Nada, nem ninguém como as coisas de aldeia e as gentes de aldeia! Não sei se deverei falar em "bons tempos" aqueles em que vivi e, sobretudo, convivi na aldeia. Foi lá que aprendi muito da escola da vida. Poucos me ensinaram tanto como o velho Comandante, aquele avô severo, rude, áspero, bruto, na verdadeira acepção da palavra, que se gabava de nunca ter posto as mãos em cima dos filhos! Pudera! batia-lhes em pêlo com a bomba de borracha do vinho ou com o cinto pelo lado da fivela, quando não com as cordas de sobrecarga ou mesmo vergôntea de gesta ou arrocho de aperto.
Tito Lívio dizia de Aníbal Barca que mal dormia, pouco se alimentava, era de resistência invulgar, sempre o último a deitar-e e o primeiro a levantar-se, capaz das maiores façanhas, simultaneamente conselheiro e admoestador, capaz do elogio ou de uma sentença de morte que ele próptio executava, vigilante ímpar, passando furtivamente pelos sentinelas, verificando se dormiam ou se se mantinham despertos. O que fosse apanhado a dormir nunca mais acordava. O velho Comandante timha muito a ver com este famoso general Cartaginês, o primeiro que foi a atravessar os Alpes, ínvios até então, como conta Salústio repetido por Lhomond, ele, o seu exército e os elefantes. Foi obra: ir de Sagunto (Barcelona) até Cannas e derrotar os Romanos em casa. O velho Comandante era igual: por tal severidade a avó Isabel se findou cedo. Poucos aguentavam aquele ritmo: tanto trabalhava à canha como à direita, quer a cavar, a ceifar, a gadanhar a cortar, a podar,... Era um ambidextro, na verdadeira acepção. Sempre o primeiro a chegar ao trabalho e, se se tratava de trabalho onde pudesse adiantar, como na apanha da azeitona, por exemplo, era certo e sabido que quando os assalariados chegavam já tinham tudo montado: fato estendido, escada encostada, lume aceso e ele já no cimo da muda a gritar: CHOVA!CHOVA!. Era capaz de trabalhar de sol a sol, ir de noite a Espanha, no tempo da guerra civil, entregar vacas e estar na linha da frente para pegar ao trabalho logo cedo. Um fenómeno!

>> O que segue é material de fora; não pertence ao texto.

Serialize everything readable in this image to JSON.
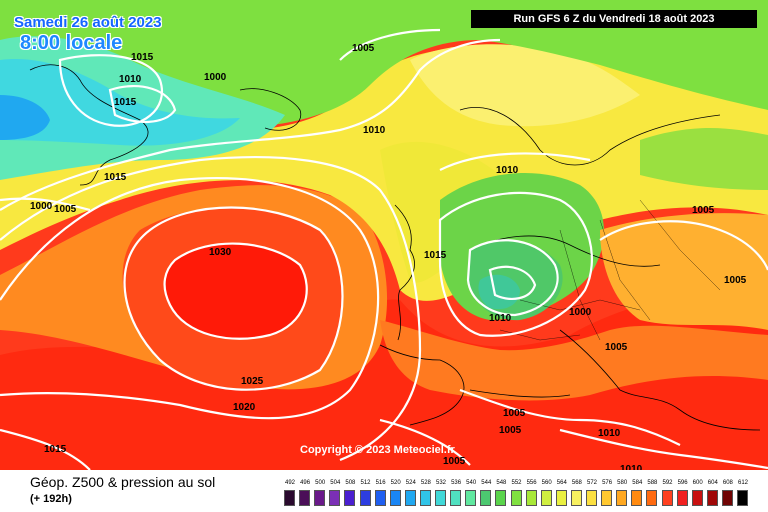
{
  "header": {
    "date": "Samedi 26 août 2023",
    "local_time": "8:00 locale",
    "run_info": "Run GFS 6 Z du Vendredi 18 août 2023"
  },
  "copyright": "Copyright © 2023 Meteociel.fr",
  "footer": {
    "title": "Géop. Z500 & pression au sol",
    "forecast_hour": "(+ 192h)"
  },
  "isobars": [
    {
      "id": "i01",
      "text": "1015"
    },
    {
      "id": "i02",
      "text": "1010"
    },
    {
      "id": "i03",
      "text": "1000"
    },
    {
      "id": "i04",
      "text": "1015"
    },
    {
      "id": "i05",
      "text": "1015"
    },
    {
      "id": "i06",
      "text": "1000"
    },
    {
      "id": "i07",
      "text": "1005"
    },
    {
      "id": "i08",
      "text": "1005"
    },
    {
      "id": "i09",
      "text": "1010"
    },
    {
      "id": "i10",
      "text": "1030"
    },
    {
      "id": "i11",
      "text": "1025"
    },
    {
      "id": "i12",
      "text": "1020"
    },
    {
      "id": "i13",
      "text": "1015"
    },
    {
      "id": "i14",
      "text": "1015"
    },
    {
      "id": "i15",
      "text": "1010"
    },
    {
      "id": "i16",
      "text": "1010"
    },
    {
      "id": "i17",
      "text": "1000"
    },
    {
      "id": "i18",
      "text": "1005"
    },
    {
      "id": "i19",
      "text": "1005"
    },
    {
      "id": "i20",
      "text": "1005"
    },
    {
      "id": "i21",
      "text": "1005"
    },
    {
      "id": "i22",
      "text": "1005"
    },
    {
      "id": "i23",
      "text": "1005"
    },
    {
      "id": "i24",
      "text": "1010"
    },
    {
      "id": "i25",
      "text": "1010"
    }
  ],
  "scale": {
    "labels": [
      "492",
      "496",
      "500",
      "504",
      "508",
      "512",
      "516",
      "520",
      "524",
      "528",
      "532",
      "536",
      "540",
      "544",
      "548",
      "552",
      "556",
      "560",
      "564",
      "568",
      "572",
      "576",
      "580",
      "584",
      "588",
      "592",
      "596",
      "600",
      "604",
      "608",
      "612"
    ],
    "colors": [
      "#2a0a2e",
      "#4b0f58",
      "#6a1a8a",
      "#7b2fb5",
      "#4a1fd0",
      "#2d3de0",
      "#1f5ff0",
      "#1a86f5",
      "#20a8f0",
      "#30c4e8",
      "#40d8d8",
      "#50e0c0",
      "#60e8a0",
      "#4cc870",
      "#5ad44c",
      "#80e040",
      "#a8e838",
      "#d0ee40",
      "#eaf040",
      "#f7f060",
      "#fce040",
      "#ffc830",
      "#ffa820",
      "#ff8a10",
      "#ff6a10",
      "#ff4020",
      "#f02020",
      "#c81010",
      "#a00808",
      "#700404",
      "#000000"
    ]
  }
}
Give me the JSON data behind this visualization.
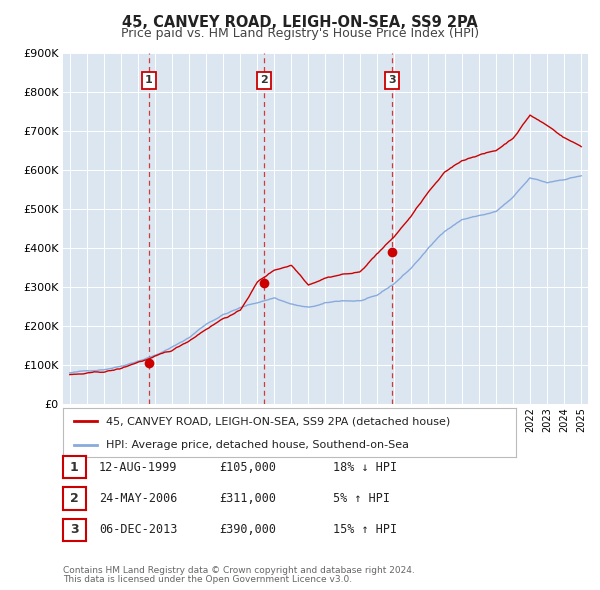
{
  "title": "45, CANVEY ROAD, LEIGH-ON-SEA, SS9 2PA",
  "subtitle": "Price paid vs. HM Land Registry's House Price Index (HPI)",
  "ylim": [
    0,
    900000
  ],
  "yticks": [
    0,
    100000,
    200000,
    300000,
    400000,
    500000,
    600000,
    700000,
    800000,
    900000
  ],
  "ytick_labels": [
    "£0",
    "£100K",
    "£200K",
    "£300K",
    "£400K",
    "£500K",
    "£600K",
    "£700K",
    "£800K",
    "£900K"
  ],
  "xlim_start": 1994.6,
  "xlim_end": 2025.4,
  "sale_color": "#cc0000",
  "hpi_color": "#88aadd",
  "sale_label": "45, CANVEY ROAD, LEIGH-ON-SEA, SS9 2PA (detached house)",
  "hpi_label": "HPI: Average price, detached house, Southend-on-Sea",
  "purchases": [
    {
      "year": 1999.617,
      "price": 105000,
      "label": "1"
    },
    {
      "year": 2006.392,
      "price": 311000,
      "label": "2"
    },
    {
      "year": 2013.922,
      "price": 390000,
      "label": "3"
    }
  ],
  "table_rows": [
    {
      "num": "1",
      "date": "12-AUG-1999",
      "price": "£105,000",
      "hpi": "18% ↓ HPI"
    },
    {
      "num": "2",
      "date": "24-MAY-2006",
      "price": "£311,000",
      "hpi": "5% ↑ HPI"
    },
    {
      "num": "3",
      "date": "06-DEC-2013",
      "price": "£390,000",
      "hpi": "15% ↑ HPI"
    }
  ],
  "footnote1": "Contains HM Land Registry data © Crown copyright and database right 2024.",
  "footnote2": "This data is licensed under the Open Government Licence v3.0.",
  "bg_color": "#dce6f0",
  "hpi_base_vals": [
    80000,
    84000,
    90000,
    100000,
    115000,
    130000,
    150000,
    175000,
    210000,
    235000,
    252000,
    265000,
    278000,
    262000,
    252000,
    262000,
    268000,
    268000,
    278000,
    308000,
    348000,
    398000,
    445000,
    475000,
    485000,
    495000,
    530000,
    578000,
    565000,
    575000,
    585000
  ],
  "sale_base_vals": [
    75000,
    77000,
    80000,
    88000,
    105000,
    118000,
    132000,
    158000,
    190000,
    218000,
    238000,
    311000,
    342000,
    356000,
    308000,
    328000,
    338000,
    342000,
    390000,
    432000,
    485000,
    545000,
    595000,
    625000,
    642000,
    652000,
    685000,
    745000,
    718000,
    688000,
    665000
  ]
}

Cito, um tanto de cor, o retrato de Lívio que, sendo romano, nunca será muito probo relativamente a um cartaginês :" princeps proelium ibat, ultimus, conserto proelio, excedebat. Inhumana cruidelitas, perfidia plus quam punica, nihil veri, nihil sancti, nullum deum metus, nulla religio...".
Parcimonioso, mais que medieval, bastava-lhe um figo seco para aconduter uma refeição...
Fazendo aqui uma espécie de anacoluto convém esclarecer que não é raro, no lingujar popular a troca de sons, especialmente, no caso vertente, a troca do som E pelo A: em vez de assobiar dizem assobier, por mijar pronunciam mijer, por molhar preferem molher (as vogais finais devem ser abertas)... e por aí fora.
O nosso linguajar de hoje é alvo desta permuta de fonemas: em vez de a condutar, sai aconduter. ( leia-se ACONDUTÉR).
Que me lembre, apenas duas matanças aquele homem fez para casa. Não se pense que os porcos eram valentes; ao contrário... tal como o dono, eram magros, de cabelo ericedo (=eriçado), e de pequeno porte. Se nas outras matanças a refeição era uma festa, ali apenas se comia a meloreja, um prato de sopa de couve, mal aconduteda, fígado e soventre, bebia-se vinho por copos que mais pareciam dedais, lá aparecia uma cunca de queijo e "ala milhano" que se faz tarde!.
Raramente oferecia um copo a alguém e, se fosse o caso, nunca oferecia nada para aconduter.
 De facto, estranho que apenas conhecesse aquela casa iria com uma apreciação errada do que é uma típica casa de aldeia: junto do pipo se não havia, depressa aparecia um pão e o respectivo conduto, para acompanhar o copo: azeitonas, queijo, presunto, uns fritos de beringela, se fosse o tempo, ou, que mais não fosse, uma tora de toucinho salgado para fazer boca. Eram assim as casas de aldeia: sempre que se bebia tinha que se comer. Nunca se comia pão seco, sempre aparecia algo para aconduter. É esta a escola que eu pratico: alguém que me visite tem sempre pão e algo para aconduter. No velho Comandante não era assim.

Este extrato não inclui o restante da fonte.